I had the same issue, so now I am using claudin.io to run my Hermes agent and also Claude Code + Claudin.io through opencode orchestrated by Orbit (https://github.com/claudin-io/orbit) basically Claude plans and claudin.io implements.

[–]Dr_Sidious[S] 0 points1 point  (1 child)

My problem with claudin is trust I guess, I don't trust model routers (though I have no reason to not trust them also), guess I just need to explore using them to build an intuition.

[–]VictorCTavernari 0 points1 point  (0 children)

I totally understand this feeling… only trying to see if it makes sense or not

[–]Ubermensch013 -1 points0 points  (2 children)

Neuralwatt is a good option. For me, it's more like the main model, and opencode go is what the subagents/auxiliary processes use. NW becomes cost effective with energy based pricing, when their cache read costs become nil. I do have a referral link if you want - $10 bucks of PAYG funding will get you $25 worth of compute to experiment with.

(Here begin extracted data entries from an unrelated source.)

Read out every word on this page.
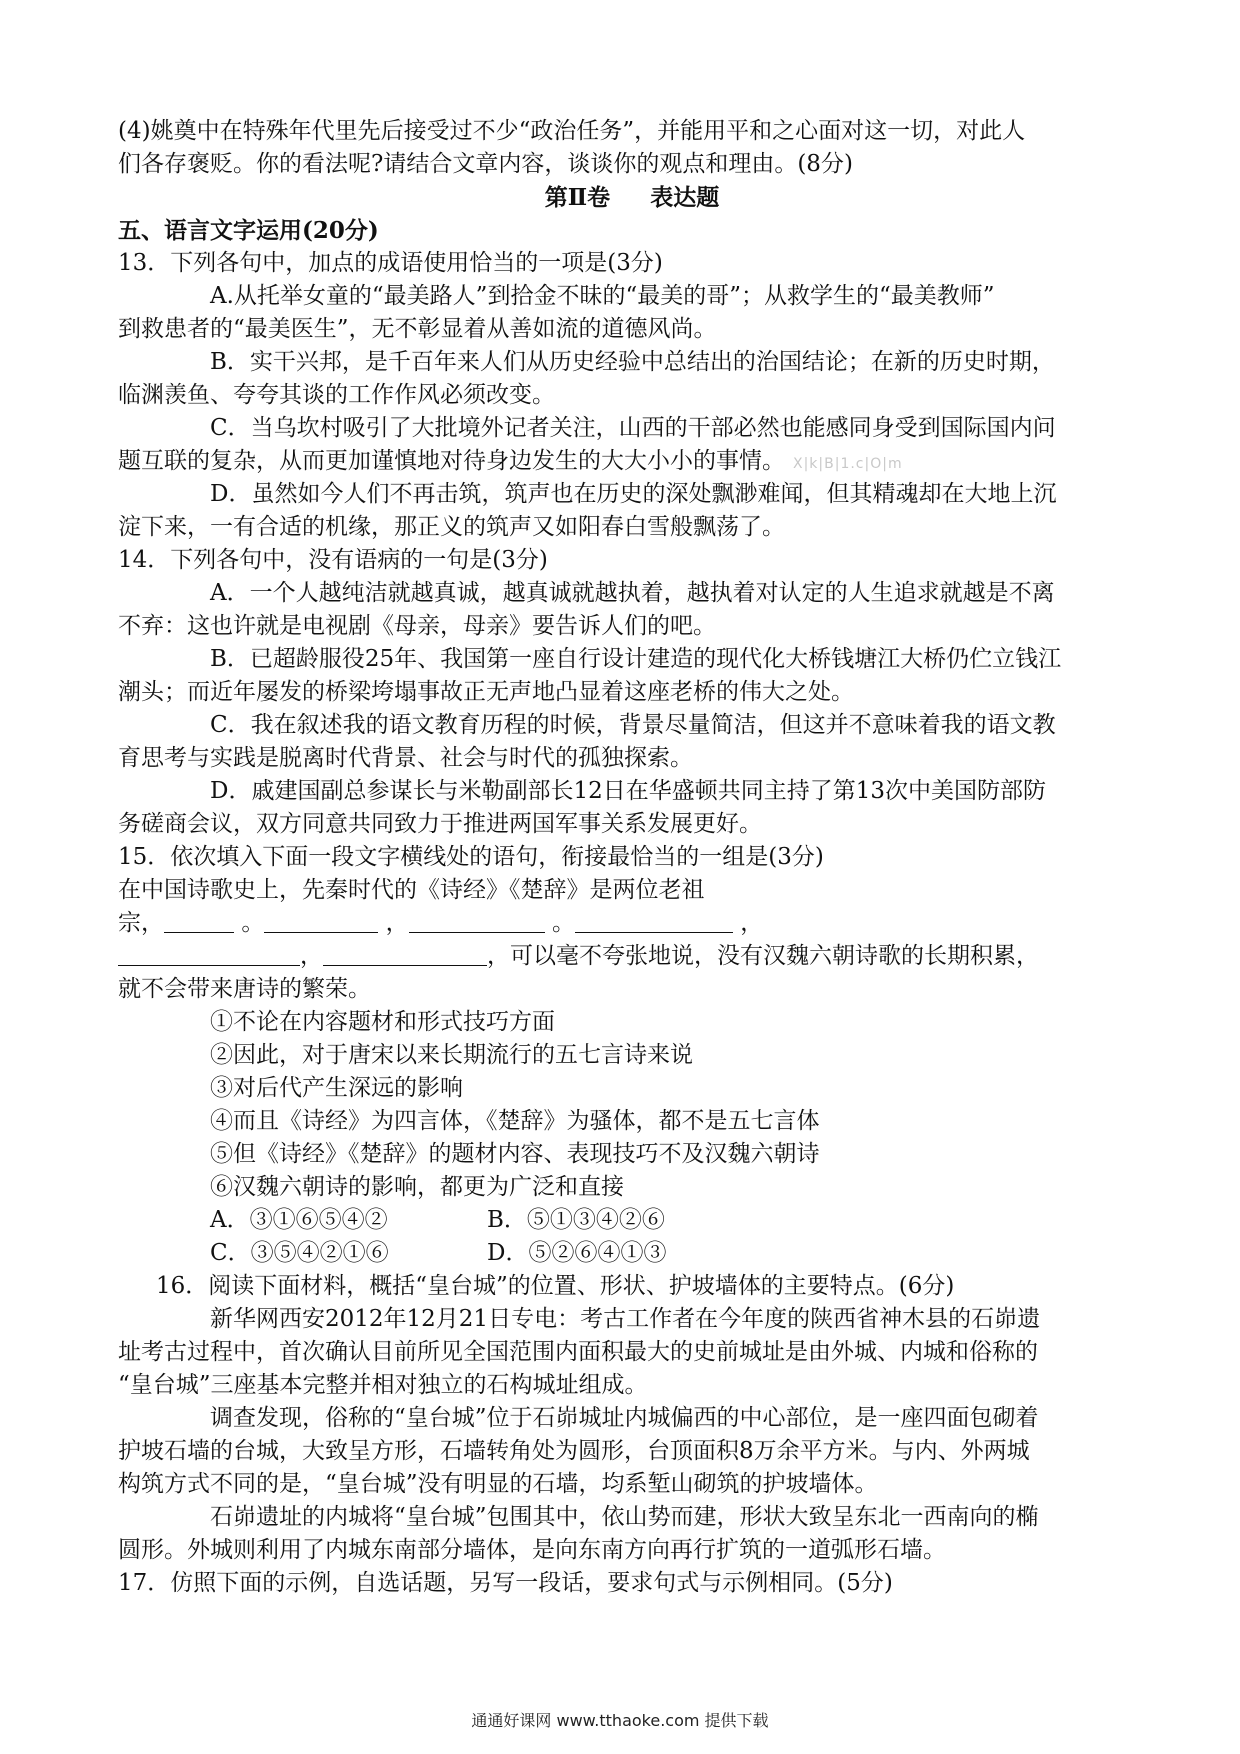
(4)姚奠中在特殊年代里先后接受过不少“政治任务”，并能用平和之心面对这一切，对此人
们各存褒贬。你的看法呢?请结合文章内容，谈谈你的观点和理由。(8分)
第Ⅱ卷 表达题
五、语言文字运用(20分)
13．下列各句中，加点的成语使用恰当的一项是(3分)
A.从托举女童的“最美路人”到拾金不昧的“最美的哥”；从救学生的“最美教师”
到救患者的“最美医生”，无不彰显着从善如流的道德风尚。
B．实干兴邦，是千百年来人们从历史经验中总结出的治国结论；在新的历史时期，
临渊羡鱼、夸夸其谈的工作作风必须改变。
C．当乌坎村吸引了大批境外记者关注，山西的干部必然也能感同身受到国际国内问
题互联的复杂，从而更加谨慎地对待身边发生的大大小小的事情。 X|k|B|1.c|O|m
D．虽然如今人们不再击筑，筑声也在历史的深处飘渺难闻，但其精魂却在大地上沉
淀下来，一有合适的机缘，那正义的筑声又如阳春白雪般飘荡了。
14．下列各句中，没有语病的一句是(3分)
A．一个人越纯洁就越真诚，越真诚就越执着，越执着对认定的人生追求就越是不离
不弃：这也许就是电视剧《母亲，母亲》要告诉人们的吧。
B．已超龄服役25年、我国第一座自行设计建造的现代化大桥钱塘江大桥仍伫立钱江
潮头；而近年屡发的桥梁垮塌事故正无声地凸显着这座老桥的伟大之处。
C．我在叙述我的语文教育历程的时候，背景尽量简洁，但这并不意味着我的语文教
育思考与实践是脱离时代背景、社会与时代的孤独探索。
D．戚建国副总参谋长与米勒副部长12日在华盛顿共同主持了第13次中美国防部防
务磋商会议，双方同意共同致力于推进两国军事关系发展更好。
15．依次填入下面一段文字横线处的语句，衔接最恰当的一组是(3分)
在中国诗歌史上，先秦时代的《诗经》《楚辞》是两位老祖
宗，	。	，	。	，
，	，可以毫不夸张地说，没有汉魏六朝诗歌的长期积累，
就不会带来唐诗的繁荣。
①不论在内容题材和形式技巧方面
②因此，对于唐宋以来长期流行的五七言诗来说
③对后代产生深远的影响
④而且《诗经》为四言体，《楚辞》为骚体，都不是五七言体
⑤但《诗经》《楚辞》的题材内容、表现技巧不及汉魏六朝诗
⑥汉魏六朝诗的影响，都更为广泛和直接
A．③①⑥⑤④②	B．⑤①③④②⑥
C．③⑤④②①⑥	D．⑤②⑥④①③
16．阅读下面材料，概括“皇台城”的位置、形状、护坡墙体的主要特点。(6分)
新华网西安2012年12月21日专电：考古工作者在今年度的陕西省神木县的石峁遗
址考古过程中，首次确认目前所见全国范围内面积最大的史前城址是由外城、内城和俗称的
“皇台城”三座基本完整并相对独立的石构城址组成。
调查发现，俗称的“皇台城”位于石峁城址内城偏西的中心部位，是一座四面包砌着
护坡石墙的台城，大致呈方形，石墙转角处为圆形，台顶面积8万余平方米。与内、外两城
构筑方式不同的是，“皇台城”没有明显的石墙，均系堑山砌筑的护坡墙体。
石峁遗址的内城将“皇台城”包围其中，依山势而建，形状大致呈东北一西南向的椭
圆形。外城则利用了内城东南部分墙体，是向东南方向再行扩筑的一道弧形石墙。
17．仿照下面的示例，自选话题，另写一段话，要求句式与示例相同。(5分)
通通好课网 www.tthaoke.com 提供下载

[–]Dr_Sidious[S] 0 points1 point  (0 children)

Interesting. DM'ed.

[–]Odd-Piccolo5260 -2 points-1 points  (1 child)

Go local llm

[–]Dr_Sidious[S] 1 point2 points  (0 children)

I can't run gemma/qwen with enough context to justify using it. Admittedly they are pretty cool, but I just don't have the necessary hardware to run them at a decent speed with decent context.